For Mor Gabriel, the decision is a hard blow. To lose the lands means to lose the means of sustenance necessary for survival. While sources close to the Forum 18 agency described the decision as "highly political and ideological," the whole affair was described from the beginning as "a spectacle trial" or "farce."
"The purpose of the threats and the lawsuit seems to be to repress this minority and expel it from Turkey, as if it were a foreign object," the head of the Aramaic Federation, David Gelen, told AsiaNews back in 2009. "Turkey must decide whether it wants to preserve a 1,600-year-old culture, or annihilate the last remains of a non-Muslim tradition. What is at stake is the multiculturalism that has always characterized this nation, since the time of the Ottoman Empire."
The decision caused little upheaval in European environments, with the exception of Germany, where several parties, including the Social Democratic fraction in the Bundestag (Lower Chamber) and even Die Linke (the Left), denounced it.
"The fraction of the SPD expressly condemns the expropriation because the surrounding land is fundamental for the life of the monastery. The Mor Gabriel monastery deserves our protection," stated a Feb. 1 communiqué signed by Christoph Strasser and Angelika Graf. Strong words were also used by Erika Steinbach, spokeswoman of the German parliamentary group for Human Rights and Humanitarian Aid, who called it a decision that symbolizes "the repression of Christianity in Turkey."
"The negative trend in religious freedom in Turkey is incompatible with human rights," said Steinbach, according to the Assyrian International News Agency.
In an article published Feb. 7 by the Norwegian Forum 18 agency, Otmar Oehring, director of the Human Rights Office of the German Catholic organization Missio, analyzed the situation of various religious communities in Turkey, including the Mor Gabriel affair.

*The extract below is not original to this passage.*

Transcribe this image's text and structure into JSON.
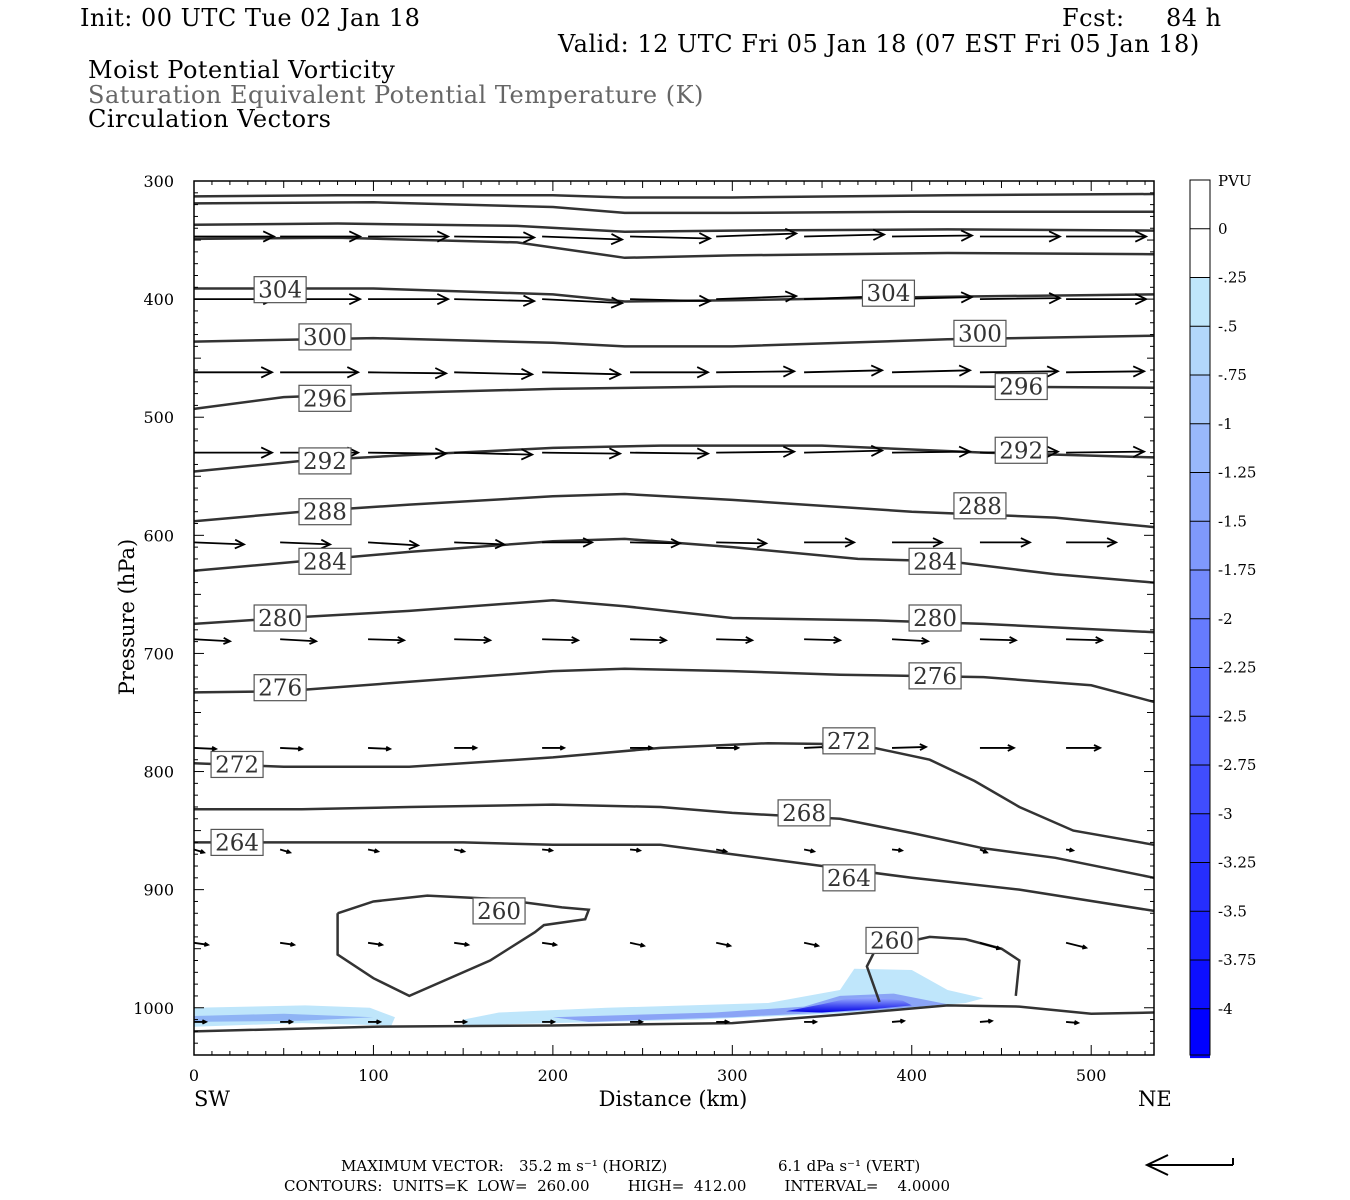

According to Oehring, the basic problem is simple: no religious community exists or has ever existed for Turkish law.
"They don't have a legal personality, but they exist," admitted Turkish Vice Premier Bulent Arinc on Jan. 17, commenting on a legal battle over the Buyukada orphanage. (In 2008 the European Court of Human Rights ruled that Turkey had to return to the ecumenical patriarchate the Buyukada orphanage it had confiscated.)
For now, representatives of many religions prefer to stay silent. They fear -- as the case of Mor Gabriel demonstrates -- attracting the hostility of the authorities and having to face long and above all costly legal battles, only to lose their "de facto" liberty, Oehring surmised. For the author, the only solution to undo this knot that is "completely incompatible" with the European Convention on Human Rights and Fundamental Freedoms, is a change in the Constitution and criminal code of Turkey.
This was also admitted last October by the then head of the "Diyanet" (Directorate for Religious Affairs), professor Ali Bardakoglu. "The solution is to allow a religious institution to be autonomous. Turkey is ready for this," he said, according to the daily Radikal. The following month, Bardakoglu lost his post.
For the monks of Mor Gabriel, the only way not to lose their land is, therefore, to follow the example of the ecumenical patriarchate of Constantinople and turn to the European Court of Human Rights in Strasbourg. Metropolitan Samuel Aktas told the Economist that is just what he's going to do: “I have remained silent in the face of these injustices; but no longer so."